March 26, 2010
Granny Rose – Over 50 years of teaching

Mrs. Germaine Rose, or Granny Rose as she is affectionately called, has been involved in teaching children for over 50 years. Although she did not initially begin her teaching career in Early Childhood Education, her contribution is no less significant.{{more}}

As she recollects her years in the educational arena, Granny Rose established a rapport with children from an early age. She shares, “I started teaching at age 14 for a small pittance. I opened a private school at Long Wall until I got married.” She mentions that she often got into trouble with her father for “crowding up the house with children”, even when it was not school time and “sharing away things from their own household” with the children she taught. That was the relationship that existed then between teachers and students.

Later she began teaching at the Kingstown Anglican School and accessed numerous courses in education in order to improve her skills.

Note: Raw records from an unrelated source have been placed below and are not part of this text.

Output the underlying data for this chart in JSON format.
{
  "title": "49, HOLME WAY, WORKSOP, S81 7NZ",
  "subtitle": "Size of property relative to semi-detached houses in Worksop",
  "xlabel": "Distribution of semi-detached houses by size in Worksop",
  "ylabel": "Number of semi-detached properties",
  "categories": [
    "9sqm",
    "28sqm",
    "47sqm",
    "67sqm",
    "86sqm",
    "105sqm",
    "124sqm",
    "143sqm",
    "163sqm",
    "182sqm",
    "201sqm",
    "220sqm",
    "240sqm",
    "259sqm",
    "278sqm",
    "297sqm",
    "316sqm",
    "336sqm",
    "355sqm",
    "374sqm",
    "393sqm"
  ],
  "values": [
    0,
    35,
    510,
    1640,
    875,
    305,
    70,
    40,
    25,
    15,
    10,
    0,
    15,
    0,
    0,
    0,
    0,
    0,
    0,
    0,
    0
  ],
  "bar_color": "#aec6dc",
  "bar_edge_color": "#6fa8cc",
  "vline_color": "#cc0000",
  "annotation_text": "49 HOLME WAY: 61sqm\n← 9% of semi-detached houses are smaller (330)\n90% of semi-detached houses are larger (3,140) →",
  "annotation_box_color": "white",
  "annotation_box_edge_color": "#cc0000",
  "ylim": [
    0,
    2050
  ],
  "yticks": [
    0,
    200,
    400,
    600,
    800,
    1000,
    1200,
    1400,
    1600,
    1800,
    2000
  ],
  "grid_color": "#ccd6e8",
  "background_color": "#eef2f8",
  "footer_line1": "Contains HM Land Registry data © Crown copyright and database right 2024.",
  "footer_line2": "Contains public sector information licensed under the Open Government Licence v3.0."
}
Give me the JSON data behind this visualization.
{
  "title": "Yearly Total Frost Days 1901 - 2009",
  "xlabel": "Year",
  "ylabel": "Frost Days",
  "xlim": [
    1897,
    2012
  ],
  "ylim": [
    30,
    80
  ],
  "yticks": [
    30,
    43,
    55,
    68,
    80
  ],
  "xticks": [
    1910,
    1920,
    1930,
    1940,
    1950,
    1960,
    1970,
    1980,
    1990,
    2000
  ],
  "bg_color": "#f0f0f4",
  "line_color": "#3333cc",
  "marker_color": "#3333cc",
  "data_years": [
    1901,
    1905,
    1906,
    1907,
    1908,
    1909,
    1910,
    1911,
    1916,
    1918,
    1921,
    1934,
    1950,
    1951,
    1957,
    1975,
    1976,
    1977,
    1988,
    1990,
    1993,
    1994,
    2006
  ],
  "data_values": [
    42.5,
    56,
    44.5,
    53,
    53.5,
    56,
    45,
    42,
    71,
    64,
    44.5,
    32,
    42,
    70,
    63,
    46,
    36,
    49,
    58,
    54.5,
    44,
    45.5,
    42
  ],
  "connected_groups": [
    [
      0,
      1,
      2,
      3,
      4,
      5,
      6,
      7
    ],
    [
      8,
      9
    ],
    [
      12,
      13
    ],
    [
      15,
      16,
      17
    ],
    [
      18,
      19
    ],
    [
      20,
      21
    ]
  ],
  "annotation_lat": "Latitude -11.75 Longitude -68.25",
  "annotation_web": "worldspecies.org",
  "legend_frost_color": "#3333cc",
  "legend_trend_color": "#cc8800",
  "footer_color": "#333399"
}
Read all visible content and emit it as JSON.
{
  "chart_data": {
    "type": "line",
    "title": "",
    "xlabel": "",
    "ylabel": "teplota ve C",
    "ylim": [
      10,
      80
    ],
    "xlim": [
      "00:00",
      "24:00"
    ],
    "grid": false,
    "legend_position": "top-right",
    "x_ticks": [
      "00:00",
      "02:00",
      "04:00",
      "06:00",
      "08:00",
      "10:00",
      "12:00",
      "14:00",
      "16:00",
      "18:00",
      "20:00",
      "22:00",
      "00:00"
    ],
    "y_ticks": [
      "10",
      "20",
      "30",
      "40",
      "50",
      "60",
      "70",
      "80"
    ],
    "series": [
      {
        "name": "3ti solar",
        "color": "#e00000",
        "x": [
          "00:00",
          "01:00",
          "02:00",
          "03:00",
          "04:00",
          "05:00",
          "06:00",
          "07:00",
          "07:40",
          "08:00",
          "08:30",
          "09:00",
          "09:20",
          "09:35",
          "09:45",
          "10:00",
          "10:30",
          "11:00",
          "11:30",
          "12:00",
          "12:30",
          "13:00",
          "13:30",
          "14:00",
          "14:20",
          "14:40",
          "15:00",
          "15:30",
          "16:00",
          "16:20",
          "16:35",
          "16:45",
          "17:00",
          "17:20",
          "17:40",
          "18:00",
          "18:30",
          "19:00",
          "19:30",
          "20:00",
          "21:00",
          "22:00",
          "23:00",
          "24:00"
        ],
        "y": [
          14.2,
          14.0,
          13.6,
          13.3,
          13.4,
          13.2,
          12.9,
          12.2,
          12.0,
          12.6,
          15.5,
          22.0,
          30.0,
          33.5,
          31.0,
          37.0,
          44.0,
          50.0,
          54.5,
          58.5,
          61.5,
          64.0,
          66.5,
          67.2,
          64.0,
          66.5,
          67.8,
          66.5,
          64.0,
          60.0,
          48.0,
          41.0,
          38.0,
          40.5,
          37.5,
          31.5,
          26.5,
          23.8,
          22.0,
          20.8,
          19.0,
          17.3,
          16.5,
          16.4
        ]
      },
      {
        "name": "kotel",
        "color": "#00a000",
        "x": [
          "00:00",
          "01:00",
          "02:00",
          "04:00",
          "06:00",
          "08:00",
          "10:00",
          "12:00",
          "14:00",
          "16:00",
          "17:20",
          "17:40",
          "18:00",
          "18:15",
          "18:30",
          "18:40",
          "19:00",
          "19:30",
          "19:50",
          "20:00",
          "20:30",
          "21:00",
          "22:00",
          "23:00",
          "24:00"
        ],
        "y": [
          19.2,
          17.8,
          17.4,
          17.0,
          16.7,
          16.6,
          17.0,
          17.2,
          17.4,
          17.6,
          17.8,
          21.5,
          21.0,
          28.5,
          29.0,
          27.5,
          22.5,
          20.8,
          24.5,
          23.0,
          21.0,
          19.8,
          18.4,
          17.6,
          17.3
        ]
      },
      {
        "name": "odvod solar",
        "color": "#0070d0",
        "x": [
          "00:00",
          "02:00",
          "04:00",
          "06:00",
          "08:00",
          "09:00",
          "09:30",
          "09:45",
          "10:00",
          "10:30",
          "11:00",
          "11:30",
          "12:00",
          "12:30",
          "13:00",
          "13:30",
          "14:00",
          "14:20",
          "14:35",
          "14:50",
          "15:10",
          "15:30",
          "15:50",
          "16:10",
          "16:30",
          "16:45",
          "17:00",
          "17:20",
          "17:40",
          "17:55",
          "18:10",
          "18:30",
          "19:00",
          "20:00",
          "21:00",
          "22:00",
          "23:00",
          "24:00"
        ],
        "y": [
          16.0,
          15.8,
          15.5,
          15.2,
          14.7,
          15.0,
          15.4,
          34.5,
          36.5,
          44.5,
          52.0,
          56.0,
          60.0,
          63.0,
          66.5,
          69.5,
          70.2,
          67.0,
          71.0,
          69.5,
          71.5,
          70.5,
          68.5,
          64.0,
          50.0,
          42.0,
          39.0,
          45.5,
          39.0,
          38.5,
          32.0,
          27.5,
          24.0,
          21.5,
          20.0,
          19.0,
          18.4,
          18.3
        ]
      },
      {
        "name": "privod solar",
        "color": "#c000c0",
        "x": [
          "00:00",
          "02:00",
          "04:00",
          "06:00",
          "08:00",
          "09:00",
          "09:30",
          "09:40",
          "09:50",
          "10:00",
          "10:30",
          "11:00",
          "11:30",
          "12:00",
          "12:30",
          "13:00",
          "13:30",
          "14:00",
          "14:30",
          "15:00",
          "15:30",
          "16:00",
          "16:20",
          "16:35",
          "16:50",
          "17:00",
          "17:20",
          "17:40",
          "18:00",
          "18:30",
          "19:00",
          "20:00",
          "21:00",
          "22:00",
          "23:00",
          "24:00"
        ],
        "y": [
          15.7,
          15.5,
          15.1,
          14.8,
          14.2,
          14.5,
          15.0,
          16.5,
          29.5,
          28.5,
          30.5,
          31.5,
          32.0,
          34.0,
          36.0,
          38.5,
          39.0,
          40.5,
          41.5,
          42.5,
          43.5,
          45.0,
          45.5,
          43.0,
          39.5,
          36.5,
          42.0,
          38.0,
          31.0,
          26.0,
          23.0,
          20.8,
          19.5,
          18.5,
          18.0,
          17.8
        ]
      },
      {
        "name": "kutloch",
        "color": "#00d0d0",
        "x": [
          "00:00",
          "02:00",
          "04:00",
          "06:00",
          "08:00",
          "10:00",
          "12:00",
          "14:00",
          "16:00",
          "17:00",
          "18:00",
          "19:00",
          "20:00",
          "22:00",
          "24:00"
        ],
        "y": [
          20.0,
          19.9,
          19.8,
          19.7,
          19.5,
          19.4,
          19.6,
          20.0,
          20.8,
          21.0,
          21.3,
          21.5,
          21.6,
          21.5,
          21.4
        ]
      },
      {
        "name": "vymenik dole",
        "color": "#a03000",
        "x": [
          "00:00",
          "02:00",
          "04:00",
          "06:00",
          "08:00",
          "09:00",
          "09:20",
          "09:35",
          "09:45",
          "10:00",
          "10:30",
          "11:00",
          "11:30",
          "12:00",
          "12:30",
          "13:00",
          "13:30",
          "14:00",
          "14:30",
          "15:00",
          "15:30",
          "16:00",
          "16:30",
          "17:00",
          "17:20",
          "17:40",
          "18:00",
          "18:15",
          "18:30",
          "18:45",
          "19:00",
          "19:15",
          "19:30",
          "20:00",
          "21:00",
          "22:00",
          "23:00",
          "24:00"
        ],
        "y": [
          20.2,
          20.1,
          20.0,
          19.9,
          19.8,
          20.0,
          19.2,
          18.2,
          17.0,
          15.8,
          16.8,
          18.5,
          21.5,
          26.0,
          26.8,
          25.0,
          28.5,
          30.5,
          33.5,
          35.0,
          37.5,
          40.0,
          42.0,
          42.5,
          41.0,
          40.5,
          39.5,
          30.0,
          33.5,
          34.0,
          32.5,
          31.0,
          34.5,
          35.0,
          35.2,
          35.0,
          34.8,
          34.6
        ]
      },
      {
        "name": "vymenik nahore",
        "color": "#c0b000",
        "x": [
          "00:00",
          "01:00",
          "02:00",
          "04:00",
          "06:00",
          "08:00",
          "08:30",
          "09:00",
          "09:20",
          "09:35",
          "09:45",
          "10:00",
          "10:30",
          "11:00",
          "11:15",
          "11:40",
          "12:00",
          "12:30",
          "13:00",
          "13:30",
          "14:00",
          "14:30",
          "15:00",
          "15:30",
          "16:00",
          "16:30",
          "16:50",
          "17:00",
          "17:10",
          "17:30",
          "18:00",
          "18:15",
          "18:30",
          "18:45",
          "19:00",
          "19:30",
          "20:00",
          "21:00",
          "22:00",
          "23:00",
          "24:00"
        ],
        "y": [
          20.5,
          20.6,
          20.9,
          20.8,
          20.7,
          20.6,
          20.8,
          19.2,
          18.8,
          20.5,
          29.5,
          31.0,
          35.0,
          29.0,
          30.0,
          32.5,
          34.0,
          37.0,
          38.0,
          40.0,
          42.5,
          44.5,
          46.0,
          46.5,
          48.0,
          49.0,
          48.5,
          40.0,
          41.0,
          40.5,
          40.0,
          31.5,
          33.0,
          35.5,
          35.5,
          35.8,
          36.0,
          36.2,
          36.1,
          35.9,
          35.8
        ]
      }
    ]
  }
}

She visited New York and England and observed their teaching practices and strategies which she implemented into her own teaching methods when she returned home to St. Vincent and the Grenadines. Granny Rose discloses: “That is where I understand the whole importance of play. I turned my mistakes into learning experiences.”

Although she is unable to remember the exact year when she became involved in Early Childhood, Granny Rose is clear that her involvement stemmed from the various activities of the Young Women Christian Association (YWCA). She recalls the YWCA Preschool and Nursery started close to 30 years ago in a little building that was housed on what is now the C.W. Prescod Primary School. She was an active member in the Preschool Services Committee, now known as the National Association of Early Childhood Education (NAECE), where she met with a number of stalwarts in Early Childhood Education and planned zonal and other activities for Child Month. She lauds the Government for acceding to her wishes for a school environment away from the noisy traffic where the teachers could involve children in a number of outdoor activities. The new building is in an excellent location, spacious and conducive for working with children in their early years.

Granny Rose contrasts those early years of teaching as “strict and formalized with not much freedom”, as compared to the new approach to learning which involves the “child’s interest and incorporating play as a part of learning”. At the age of 81, Granny Rose still goes to the YWCA every day. “What am I going to stay home to do?” she queries. “It’s a joy just being with the children … to see them running towards me every morning”. She still enjoys reading, but is not happy about the cycle of teenage pregnancy where most of the girls she has nurtured at the YWCA are now bringing their own children. She proffers this advice: “There is future in getting an education. You can progress if you are educated”.

Once again, we are proud to salute another Vincentian stalwart who has touched the lives of many men and women in our society.